Let $A$ be a finitely generated $k$-algebra.
I would like to show that the set of closed points of $\operatorname{Spec}A$ is dense, but without using the fact that the nilradical of a finitely generated $k$-algebra is the intersection of all maximal ideals.
I know that the closed points of $\operatorname{Spec}A$ are the maximal ideals of $A$.
I also know that if $\frak m$ is a maximal ideal of $A$, then $A/\frak m$ is a finite extension of $k$, by Hilbert's Nullstellensatz.
I would like to show that if $f \in A$ and $D(f) \ne \varnothing$, then $D(f)$ contains a maximal ideal of $A$.

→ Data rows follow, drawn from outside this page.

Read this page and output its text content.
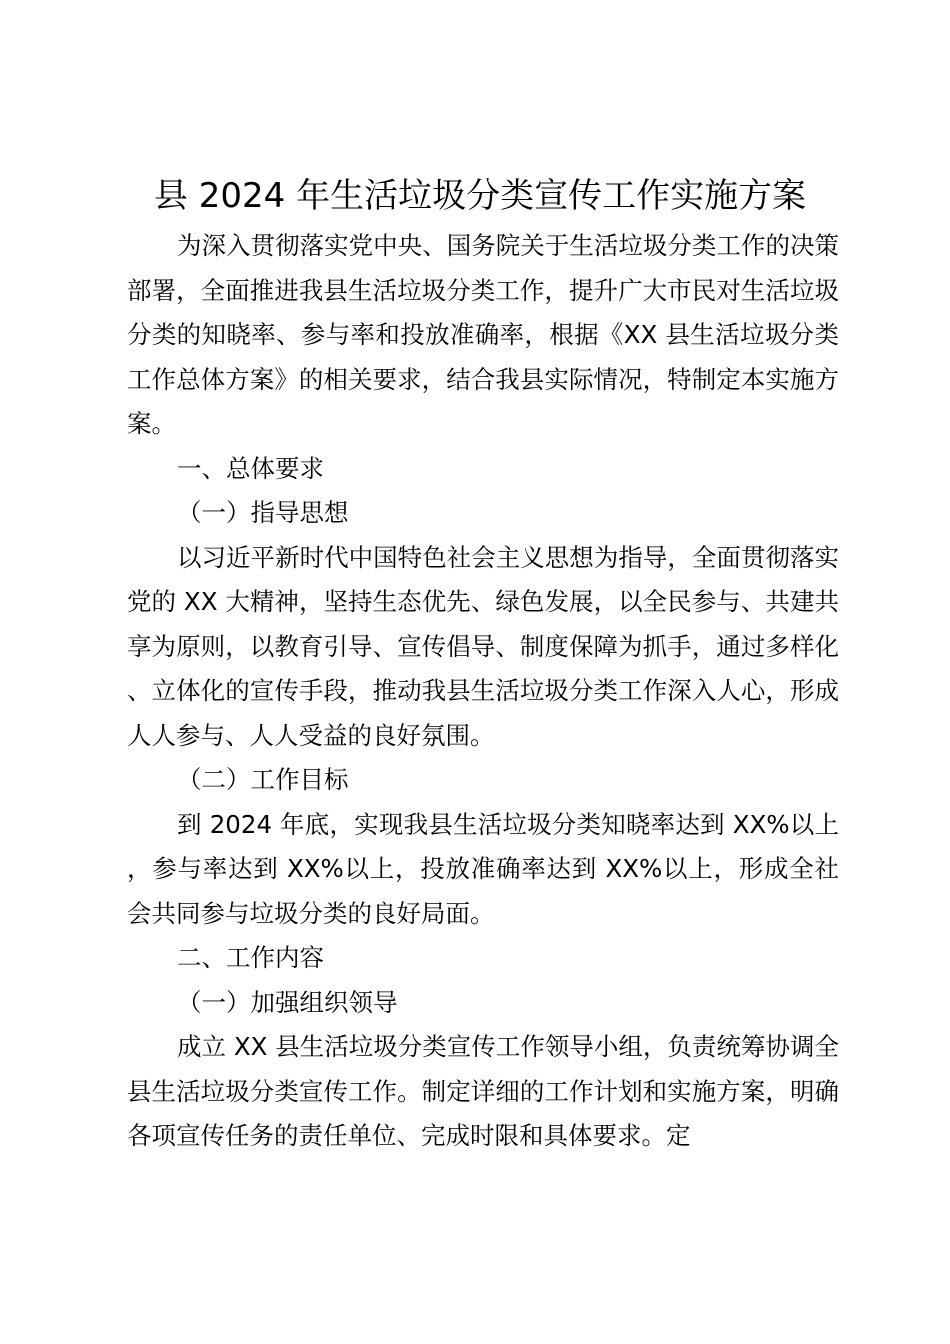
县 2024 年生活垃圾分类宣传工作实施方案

为深入贯彻落实党中央、国务院关于生活垃圾分类工作的决策部署，全面推进我县生活垃圾分类工作，提升广大市民对生活垃圾分类的知晓率、参与率和投放准确率，根据《XX 县生活垃圾分类工作总体方案》的相关要求，结合我县实际情况，特制定本实施方案。

一、总体要求

（一）指导思想

以习近平新时代中国特色社会主义思想为指导，全面贯彻落实党的 XX 大精神，坚持生态优先、绿色发展，以全民参与、共建共享为原则，以教育引导、宣传倡导、制度保障为抓手，通过多样化、立体化的宣传手段，推动我县生活垃圾分类工作深入人心，形成人人参与、人人受益的良好氛围。

（二）工作目标

到 2024 年底，实现我县生活垃圾分类知晓率达到 XX%以上，参与率达到 XX%以上，投放准确率达到 XX%以上，形成全社会共同参与垃圾分类的良好局面。

二、工作内容

（一）加强组织领导

成立 XX 县生活垃圾分类宣传工作领导小组，负责统筹协调全县生活垃圾分类宣传工作。制定详细的工作计划和实施方案，明确各项宣传任务的责任单位、完成时限和具体要求。定
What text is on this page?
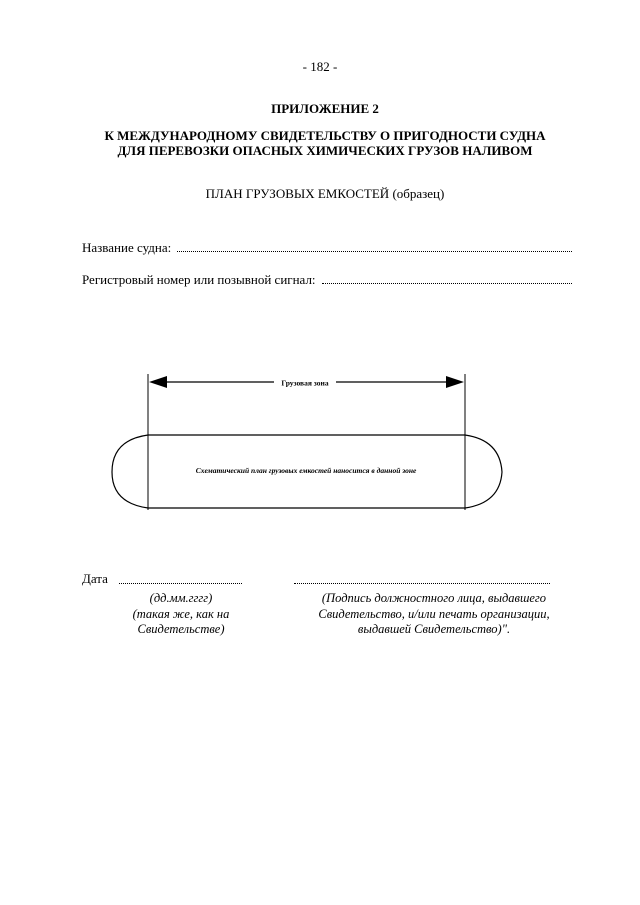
- 182 -
ПРИЛОЖЕНИЕ 2
К МЕЖДУНАРОДНОМУ СВИДЕТЕЛЬСТВУ О ПРИГОДНОСТИ СУДНА
ДЛЯ ПЕРЕВОЗКИ ОПАСНЫХ ХИМИЧЕСКИХ ГРУЗОВ НАЛИВОМ
ПЛАН ГРУЗОВЫХ ЕМКОСТЕЙ (образец)
Название судна:
Регистровый номер или позывной сигнал:
Грузовая зона
Схематический план грузовых емкостей наносится в данной зоне
Дата
(дд.мм.гггг)
(такая же, как на
Свидетельстве)
(Подпись должностного лица, выдавшего
Свидетельство, и/или печать организации,
выдавшей Свидетельство)".
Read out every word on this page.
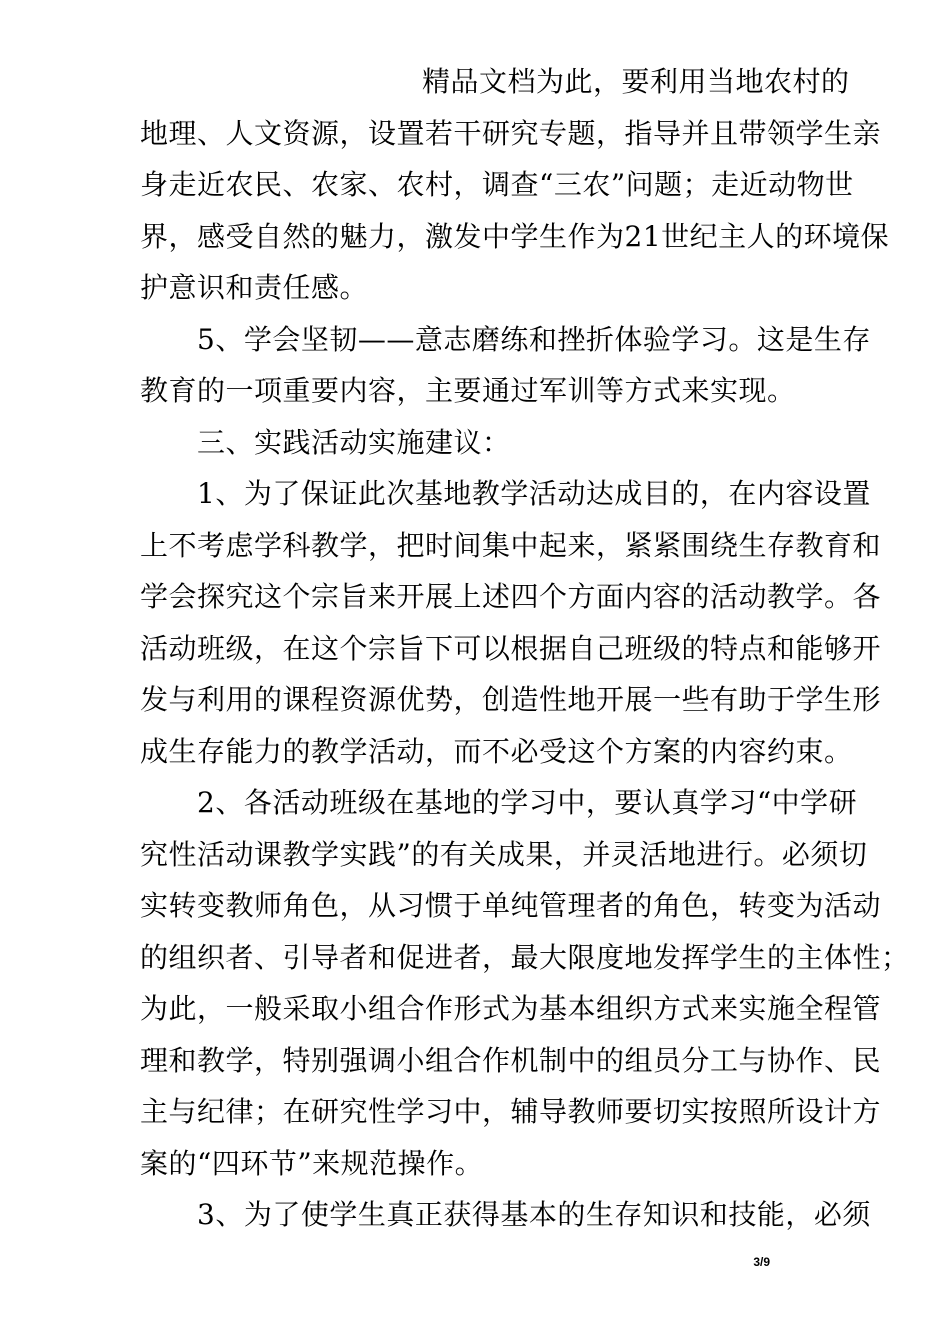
精品文档为此，要利用当地农村的
地理、人文资源，设置若干研究专题，指导并且带领学生亲
身走近农民、农家、农村，调查“三农”问题；走近动物世
界，感受自然的魅力，激发中学生作为21世纪主人的环境保
护意识和责任感。
5、学会坚韧——意志磨练和挫折体验学习。这是生存
教育的一项重要内容，主要通过军训等方式来实现。
三、实践活动实施建议：
1、为了保证此次基地教学活动达成目的，在内容设置
上不考虑学科教学，把时间集中起来，紧紧围绕生存教育和
学会探究这个宗旨来开展上述四个方面内容的活动教学。各
活动班级，在这个宗旨下可以根据自己班级的特点和能够开
发与利用的课程资源优势，创造性地开展一些有助于学生形
成生存能力的教学活动，而不必受这个方案的内容约束。
2、各活动班级在基地的学习中，要认真学习“中学研
究性活动课教学实践”的有关成果，并灵活地进行。必须切
实转变教师角色，从习惯于单纯管理者的角色，转变为活动
的组织者、引导者和促进者，最大限度地发挥学生的主体性；
为此，一般采取小组合作形式为基本组织方式来实施全程管
理和教学，特别强调小组合作机制中的组员分工与协作、民
主与纪律；在研究性学习中，辅导教师要切实按照所设计方
案的“四环节”来规范操作。
3、为了使学生真正获得基本的生存知识和技能，必须
3/9
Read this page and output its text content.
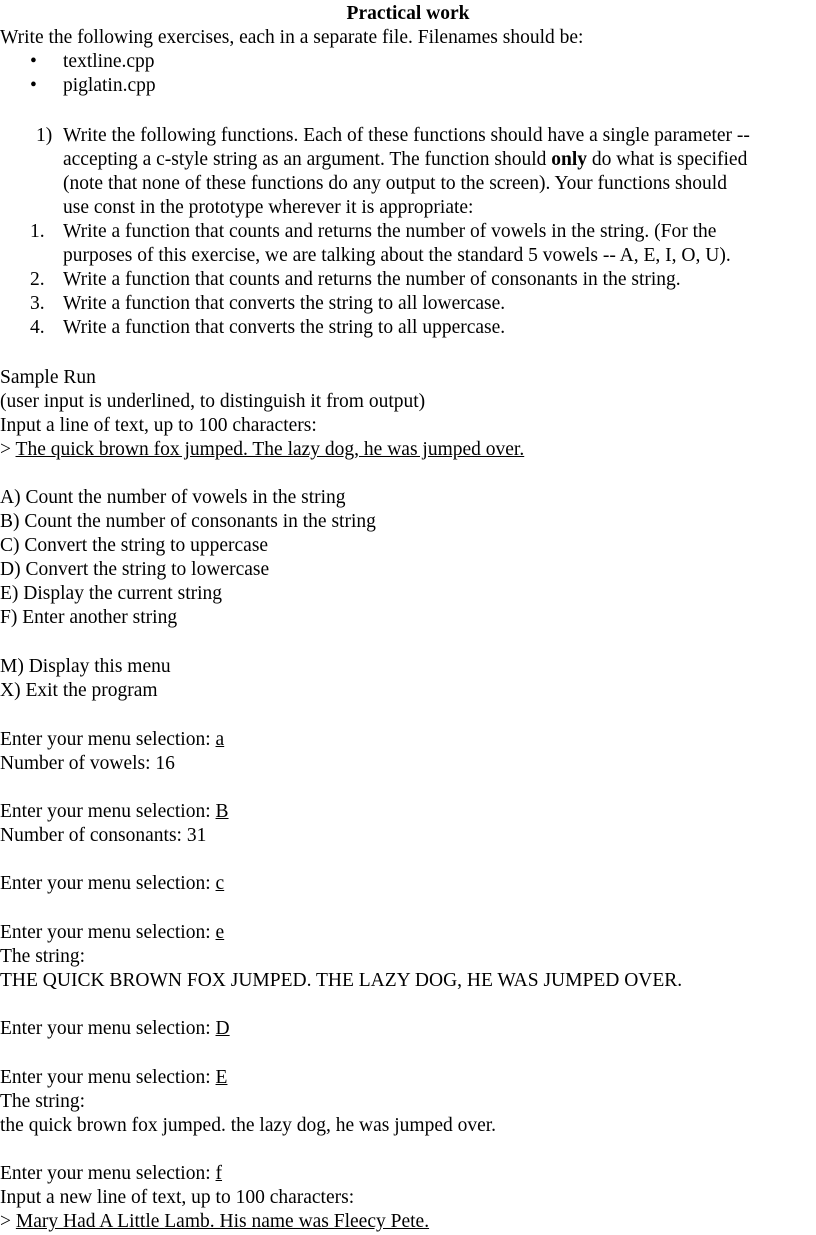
Practical work
Write the following exercises, each in a separate file. Filenames should be:
• textline.cpp
• piglatin.cpp
1) Write the following functions. Each of these functions should have a single parameter --
accepting a c-style string as an argument. The function should only do what is specified
(note that none of these functions do any output to the screen). Your functions should
use const in the prototype wherever it is appropriate:
1. Write a function that counts and returns the number of vowels in the string. (For the
purposes of this exercise, we are talking about the standard 5 vowels -- A, E, I, O, U).
2. Write a function that counts and returns the number of consonants in the string.
3. Write a function that converts the string to all lowercase.
4. Write a function that converts the string to all uppercase.
Sample Run
(user input is underlined, to distinguish it from output)
Input a line of text, up to 100 characters:
> The quick brown fox jumped. The lazy dog, he was jumped over.
A) Count the number of vowels in the string
B) Count the number of consonants in the string
C) Convert the string to uppercase
D) Convert the string to lowercase
E) Display the current string
F) Enter another string
M) Display this menu
X) Exit the program
Enter your menu selection: a
Number of vowels: 16
Enter your menu selection: B
Number of consonants: 31
Enter your menu selection: c
Enter your menu selection: e
The string:
THE QUICK BROWN FOX JUMPED. THE LAZY DOG, HE WAS JUMPED OVER.
Enter your menu selection: D
Enter your menu selection: E
The string:
the quick brown fox jumped. the lazy dog, he was jumped over.
Enter your menu selection: f
Input a new line of text, up to 100 characters:
> Mary Had A Little Lamb. His name was Fleecy Pete.
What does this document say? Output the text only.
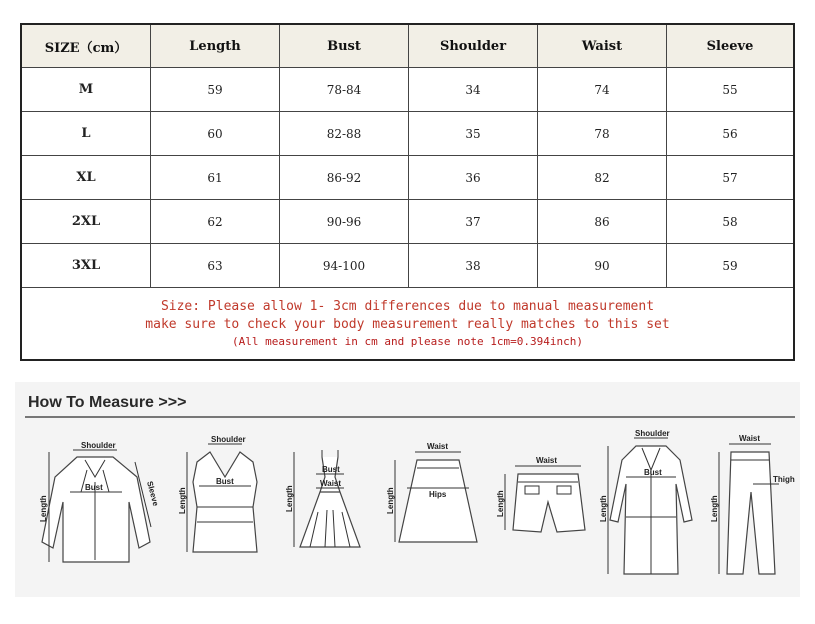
SIZE（cm）	Length	Bust	Shoulder	Waist	Sleeve
M	59	78-84	34	74	55
L	60	82-88	35	78	56
XL	61	86-92	36	82	57
2XL	62	90-96	37	86	58
3XL	63	94-100	38	90	59

Size: Please allow 1- 3cm differences due to manual measurement
make sure to check your body measurement really matches to this set
(All measurement in cm and please note 1cm=0.394inch)					
How To Measure >>>
Shoulder
Bust
Length
Sleeve
Shoulder
Bust
Length
Bust
Waist
Length
Waist
Hips
Length
Waist
Length
Shoulder
Bust
Length
Waist
Thigh
Length
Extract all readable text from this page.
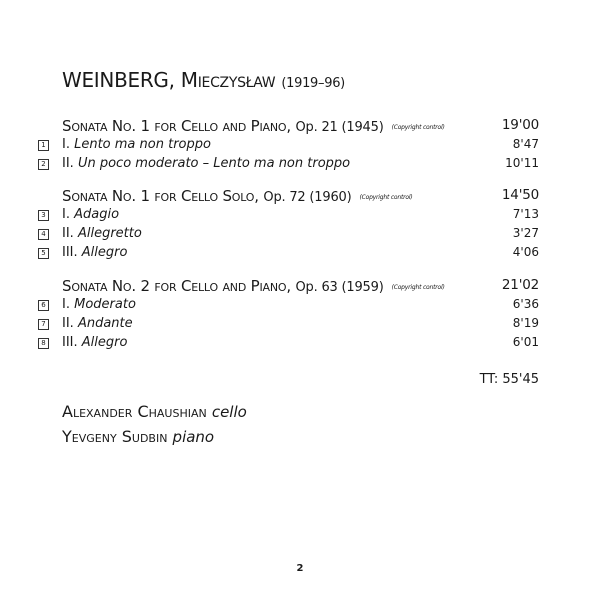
WEINBERG, Mieczysław (1919–96)
Sonata No. 1 for Cello and Piano, Op. 21 (1945) (Copyright control)	19'00
1 I. Lento ma non troppo	8'47
2 II. Un poco moderato – Lento ma non troppo	10'11
Sonata No. 1 for Cello Solo, Op. 72 (1960) (Copyright control)	14'50
3 I. Adagio	7'13
4 II. Allegretto	3'27
5 III. Allegro	4'06
Sonata No. 2 for Cello and Piano, Op. 63 (1959) (Copyright control)	21'02
6 I. Moderato	6'36
7 II. Andante	8'19
8 III. Allegro	6'01
TT: 55'45
Alexander Chaushian cello
Yevgeny Sudbin piano
2
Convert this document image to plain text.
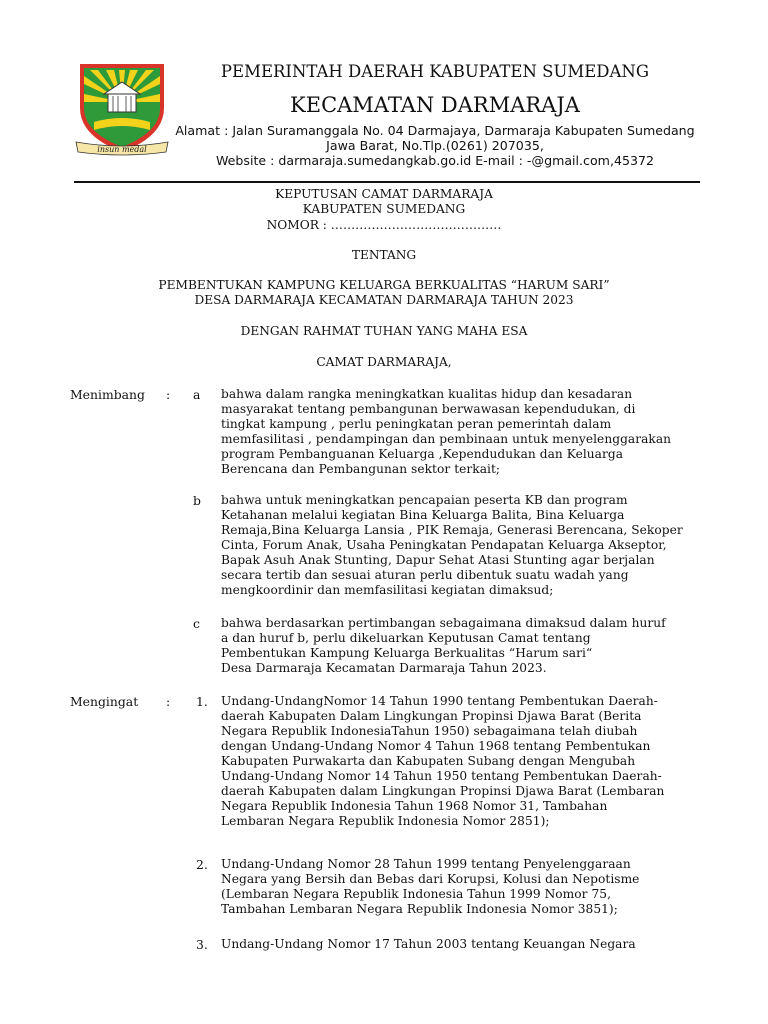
insun medal
PEMERINTAH DAERAH KABUPATEN SUMEDANG
KECAMATAN DARMARAJA
Alamat : Jalan Suramanggala No. 04 Darmajaya, Darmaraja Kabupaten Sumedang
Jawa Barat, No.Tlp.(0261) 207035,
Website : darmaraja.sumedangkab.go.id E-mail : -@gmail.com,45372
KEPUTUSAN CAMAT DARMARAJA
KABUPATEN SUMEDANG
NOMOR : ……………………………………
TENTANG
PEMBENTUKAN KAMPUNG KELUARGA BERKUALITAS “HARUM SARI”
DESA DARMARAJA KECAMATAN DARMARAJA TAHUN 2023
DENGAN RAHMAT TUHAN YANG MAHA ESA
CAMAT DARMARAJA,
Menimbang : a bahwa dalam rangka meningkatkan kualitas hidup dan kesadaran
masyarakat tentang pembangunan berwawasan kependudukan, di
tingkat kampung , perlu peningkatan peran pemerintah dalam
memfasilitasi , pendampingan dan pembinaan untuk menyelenggarakan
program Pembanguanan Keluarga ,Kependudukan dan Keluarga
Berencana dan Pembangunan sektor terkait;
b bahwa untuk meningkatkan pencapaian peserta KB dan program
Ketahanan melalui kegiatan Bina Keluarga Balita, Bina Keluarga
Remaja,Bina Keluarga Lansia , PIK Remaja, Generasi Berencana, Sekoper
Cinta, Forum Anak, Usaha Peningkatan Pendapatan Keluarga Akseptor,
Bapak Asuh Anak Stunting, Dapur Sehat Atasi Stunting agar berjalan
secara tertib dan sesuai aturan perlu dibentuk suatu wadah yang
mengkoordinir dan memfasilitasi kegiatan dimaksud;
c bahwa berdasarkan pertimbangan sebagaimana dimaksud dalam huruf
a dan huruf b, perlu dikeluarkan Keputusan Camat tentang
Pembentukan Kampung Keluarga Berkualitas “Harum sari“
Desa Darmaraja Kecamatan Darmaraja Tahun 2023.
Mengingat : 1. Undang-UndangNomor 14 Tahun 1990 tentang Pembentukan Daerah-
daerah Kabupaten Dalam Lingkungan Propinsi Djawa Barat (Berita
Negara Republik IndonesiaTahun 1950) sebagaimana telah diubah
dengan Undang-Undang Nomor 4 Tahun 1968 tentang Pembentukan
Kabupaten Purwakarta dan Kabupaten Subang dengan Mengubah
Undang-Undang Nomor 14 Tahun 1950 tentang Pembentukan Daerah-
daerah Kabupaten dalam Lingkungan Propinsi Djawa Barat (Lembaran
Negara Republik Indonesia Tahun 1968 Nomor 31, Tambahan
Lembaran Negara Republik Indonesia Nomor 2851);
2. Undang-Undang Nomor 28 Tahun 1999 tentang Penyelenggaraan
Negara yang Bersih dan Bebas dari Korupsi, Kolusi dan Nepotisme
(Lembaran Negara Republik Indonesia Tahun 1999 Nomor 75,
Tambahan Lembaran Negara Republik Indonesia Nomor 3851);
3. Undang-Undang Nomor 17 Tahun 2003 tentang Keuangan Negara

I know that $A_f$ is also a finitely generated $k$-algebra as well.
Best Answer
Write $A\cong k[x_1,\cdots,x_n]/I$ as a quotient of a polynomial ring. Then $D(f)$ is the spectrum of $A_f\cong k[x_1,\cdots,x_n,z]/(I,zf-1)$, and by the assumption that $D(f)\neq\emptyset$, we have that $(I,zf-1)$ is a proper ideal of $k[x_1,\cdots,x_n,z]$ and is hence contained in a maximal ideal $\mathfrak{m}$. This gives a closed point in $D(f)$.
To see this is also a closed point of $\operatorname{Spec} A$, we use the characterization the closed points in the spectrum of a finitely generated $k$-algebra have residue field a finite extension of $k$. As $(A/I)_f\cong A_f/I_f$, the residue field of the closed point of $D(f)=\operatorname{Spec} A_f$ is the same as the residue field of that same point considered in $\operatorname{Spec} A$, so it is again a closed point of $\operatorname{Spec} A$.